RCA : Expériences du passé et leçons apprises

En règle générale, la justice n’a été utilisée comme une réponse à la culture de l’impunité. A l’exception de la saisine de la Cour pénale internationale sur des violences perpétrées durant le conflit de 2003, qui a abouti aux poursuites engagées contre un chef de guerre étranger, M Jean-Pierre Bemba, les autres crimes de guerre e contre l’humanité ont été couverts par des amnisties répétées. Il en est ainsi du dialogue politique inclusif de 2008 et de nombreux accords de paix signés entre le gouvernement et la plupart des groupes rebelles ayant écumé le pays.

Quant aux problèmes et aux défis auxquels l’appareil judiciaire centrafricain fait face, ils ont fait l’objet d’examen lors de plusieurs consultations, accords et réformes, dont :

–          Les accords de Bambari de 1997,

–          Le dialogue national de 2003,

–          Le dialogue politique inclusif de 2008,

–          Les états généraux de la justice de 2007,

–          La réforme du Code de justice militaire de 2004 à 2008,

–          La réforme du Code pénal et du Code de procédure pénale,

–          La réforme du Code de travail (juridictions du travail),

–          Le projet de réhabilitation du secteur de la justice et de la sécurité (avec l’appui de l’UE et du PNUD),

–          Le programme conjoint d’appui à la lutte contre les violations des droits de l’homme et à la relance de la justice en Centrafrique (MINUSCA, ONU/Femmes et PNUD),

–          Les accords formels d’entraide judiciaire dans le cadre de la CEMAC, de la CEEAC et de la CIRGL,

–          La loi Bangayassi sur la protection de la femme centrafricaine,

–          L’accord entre la MINUSCA et la RCA de 2014 relatif aux mesures temporaires d’urgence, y compris la création d’une cour pénale spéciale.

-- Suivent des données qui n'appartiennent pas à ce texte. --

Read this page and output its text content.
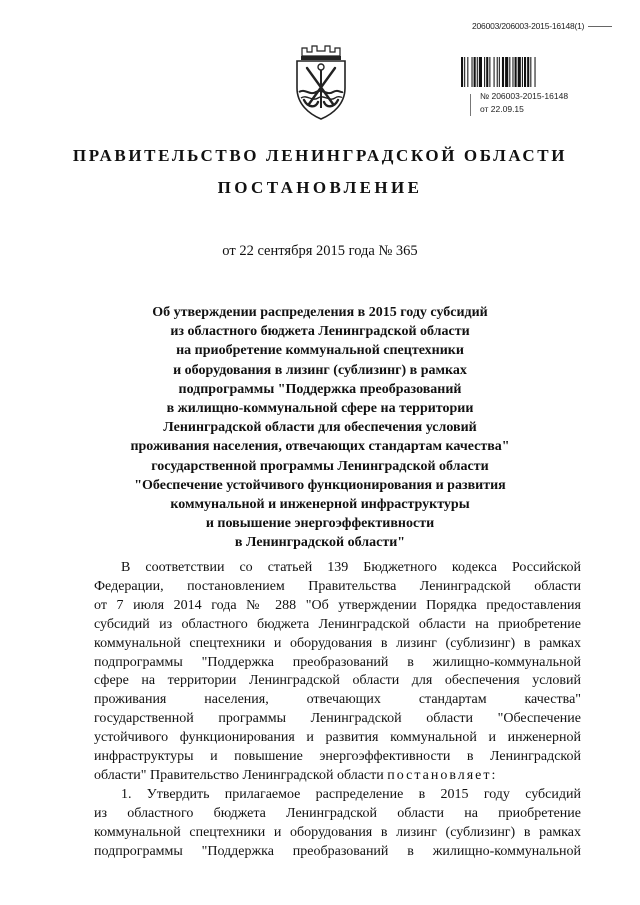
206003/206003-2015-16148(1)
№ 206003-2015-16148
от 22.09.15
ПРАВИТЕЛЬСТВО ЛЕНИНГРАДСКОЙ ОБЛАСТИ
ПОСТАНОВЛЕНИЕ
от 22 сентября 2015 года № 365
Об утверждении распределения в 2015 году субсидий
из областного бюджета Ленинградской области
на приобретение коммунальной спецтехники
и оборудования в лизинг (сублизинг) в рамках
подпрограммы "Поддержка преобразований
в жилищно-коммунальной сфере на территории
Ленинградской области для обеспечения условий
проживания населения, отвечающих стандартам качества"
государственной программы Ленинградской области
"Обеспечение устойчивого функционирования и развития
коммунальной и инженерной инфраструктуры
и повышение энергоэффективности
в Ленинградской области"
В соответствии со статьей 139 Бюджетного кодекса Российской
Федерации, постановлением Правительства Ленинградской области
от 7 июля 2014 года № 288 "Об утверждении Порядка предоставления
субсидий из областного бюджета Ленинградской области на приобретение
коммунальной спецтехники и оборудования в лизинг (сублизинг) в рамках
подпрограммы "Поддержка преобразований в жилищно-коммунальной
сфере на территории Ленинградской области для обеспечения условий
проживания населения, отвечающих стандартам качества"
государственной программы Ленинградской области "Обеспечение
устойчивого функционирования и развития коммунальной и инженерной
инфраструктуры и повышение энергоэффективности в Ленинградской
области" Правительство Ленинградской области постановляет:
1. Утвердить прилагаемое распределение в 2015 году субсидий
из областного бюджета Ленинградской области на приобретение
коммунальной спецтехники и оборудования в лизинг (сублизинг) в рамках
подпрограммы "Поддержка преобразований в жилищно-коммунальной
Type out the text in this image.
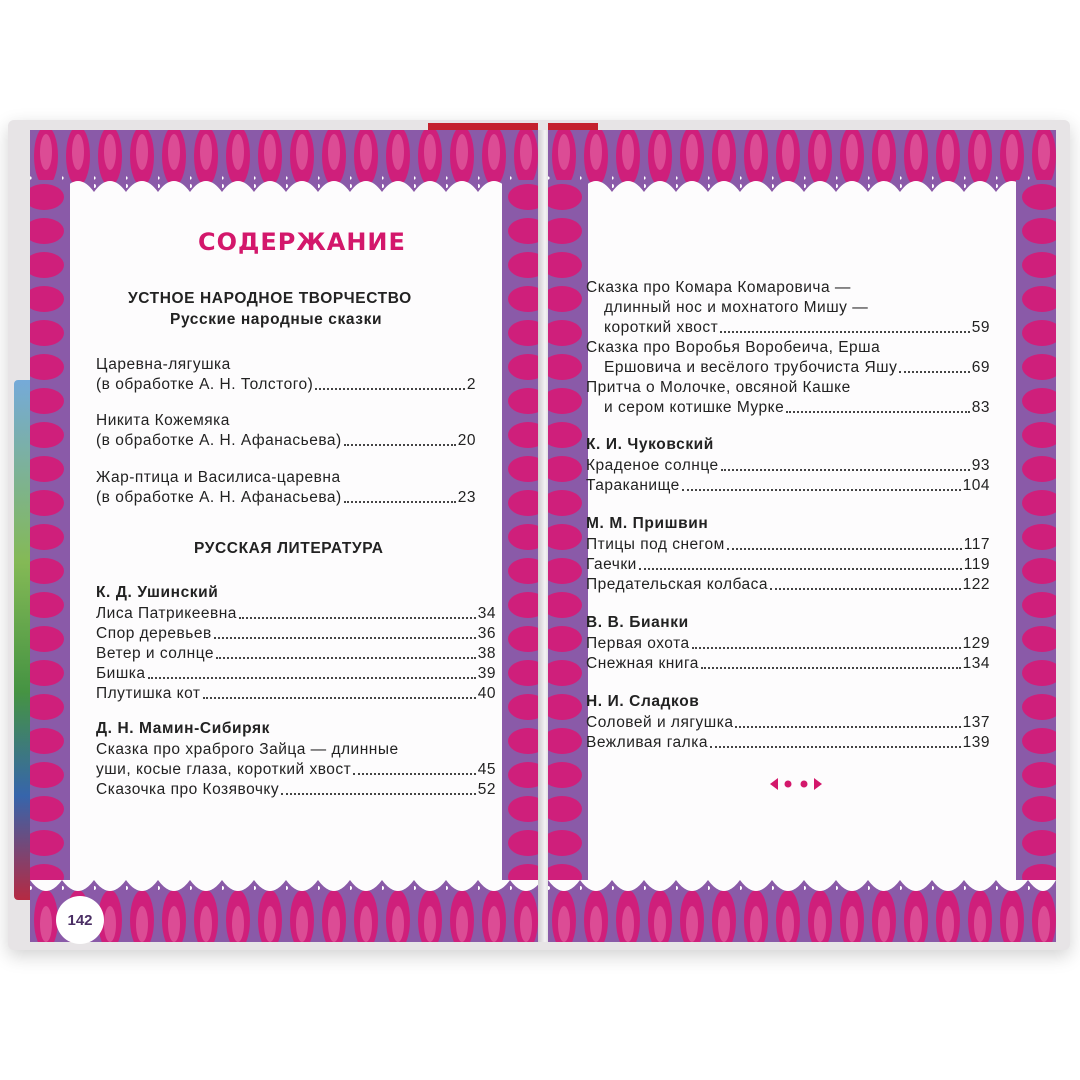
142
СОДЕРЖАНИЕ
УСТНОЕ НАРОДНОЕ ТВОРЧЕСТВО
Русские народные сказки
Царевна-лягушка
(в обработке А. Н. Толстого)	2
Никита Кожемяка
(в обработке А. Н. Афанасьева)	20
Жар-птица и Василиса-царевна
(в обработке А. Н. Афанасьева)	23
РУССКАЯ ЛИТЕРАТУРА
К. Д. Ушинский
Лиса Патрикеевна	34
Спор деревьев	36
Ветер и солнце	38
Бишка	39
Плутишка кот	40
Д. Н. Мамин-Сибиряк
Сказка про храброго Зайца — длинные
уши, косые глаза, короткий хвост	45
Сказочка про Козявочку	52
Сказка про Комара Комаровича —
длинный нос и мохнатого Мишу —
короткий хвост	59
Сказка про Воробья Воробеича, Ерша
Ершовича и весёлого трубочиста Яшу	69
Притча о Молочке, овсяной Кашке
и сером котишке Мурке	83
К. И. Чуковский
Краденое солнце	93
Тараканище	104
М. М. Пришвин
Птицы под снегом	117
Гаечки	119
Предательская колбаса	122
В. В. Бианки
Первая охота	129
Снежная книга	134
Н. И. Сладков
Соловей и лягушка	137
Вежливая галка	139
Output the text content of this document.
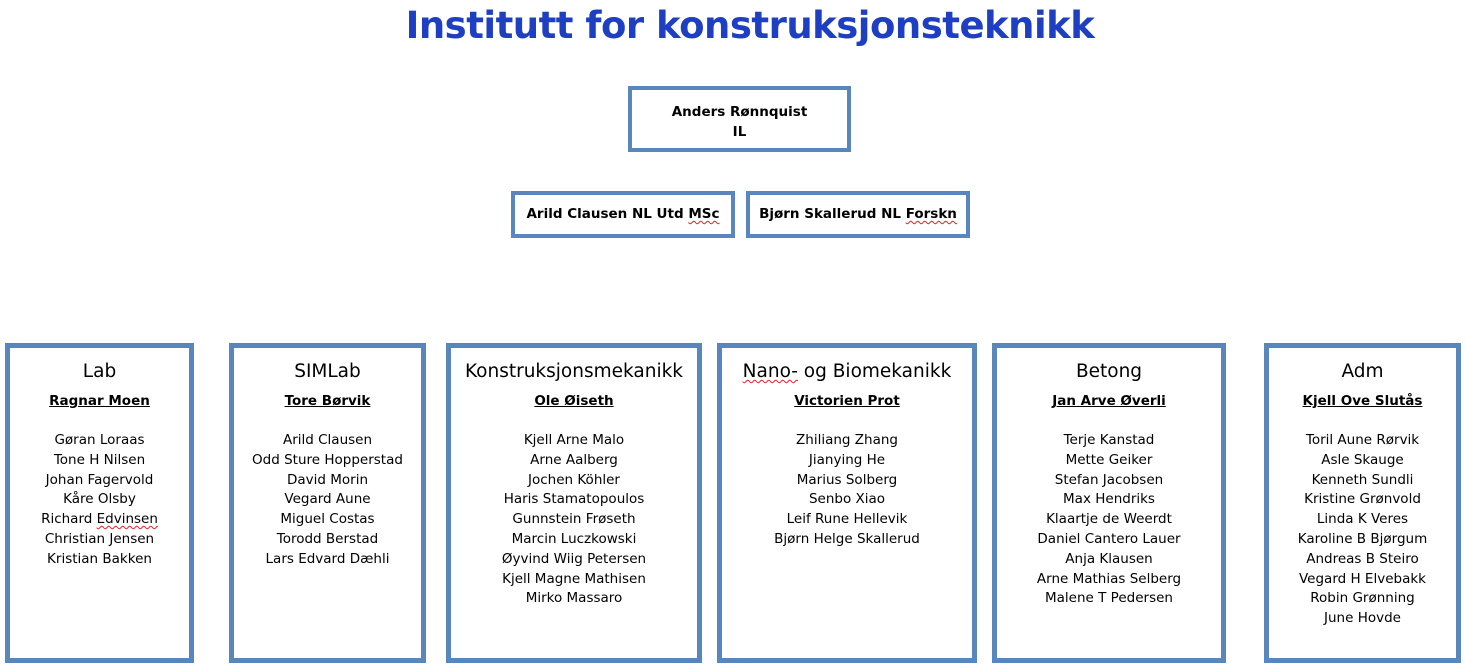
Institutt for konstruksjonsteknikk
Anders Rønnquist
IL
Arild Clausen NL Utd MSc	Bjørn Skallerud NL Forskn
Lab
Ragnar Moen
Gøran Loraas
Tone H Nilsen
Johan Fagervold
Kåre Olsby
Richard Edvinsen
Christian Jensen
Kristian Bakken
SIMLab
Tore Børvik
Arild Clausen
Odd Sture Hopperstad
David Morin
Vegard Aune
Miguel Costas
Torodd Berstad
Lars Edvard Dæhli
Konstruksjonsmekanikk
Ole Øiseth
Kjell Arne Malo
Arne Aalberg
Jochen Köhler
Haris Stamatopoulos
Gunnstein Frøseth
Marcin Luczkowski
Øyvind Wiig Petersen
Kjell Magne Mathisen
Mirko Massaro
Nano- og Biomekanikk
Victorien Prot
Zhiliang Zhang
Jianying He
Marius Solberg
Senbo Xiao
Leif Rune Hellevik
Bjørn Helge Skallerud
Betong
Jan Arve Øverli
Terje Kanstad
Mette Geiker
Stefan Jacobsen
Max Hendriks
Klaartje de Weerdt
Daniel Cantero Lauer
Anja Klausen
Arne Mathias Selberg
Malene T Pedersen
Adm
Kjell Ove Slutås
Toril Aune Rørvik
Asle Skauge
Kenneth Sundli
Kristine Grønvold
Linda K Veres
Karoline B Bjørgum
Andreas B Steiro
Vegard H Elvebakk
Robin Grønning
June Hovde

Malgré un arsenal juridique important et les reformes entreprises, beaucoup de critiques sont formulées contre la justice en ce qui concerne la qualité des services rendus aux justiciables, l’objectivité des décisions rendue, l’absence d’indépendance du pouvoir judiciaire et l’immoralité de certains acteurs judiciaires.

Lors des consultations populaires, la grande majorité des populations a considéré d’une importance particulière l’engagement des poursuites judiciaires contre tous les acteurs des crimes les plus odieux et grave, y compris des étrangers, ayant participé à la commission des crimes notamment des ressortissants du Tchad, de la  RDC et du Soudan.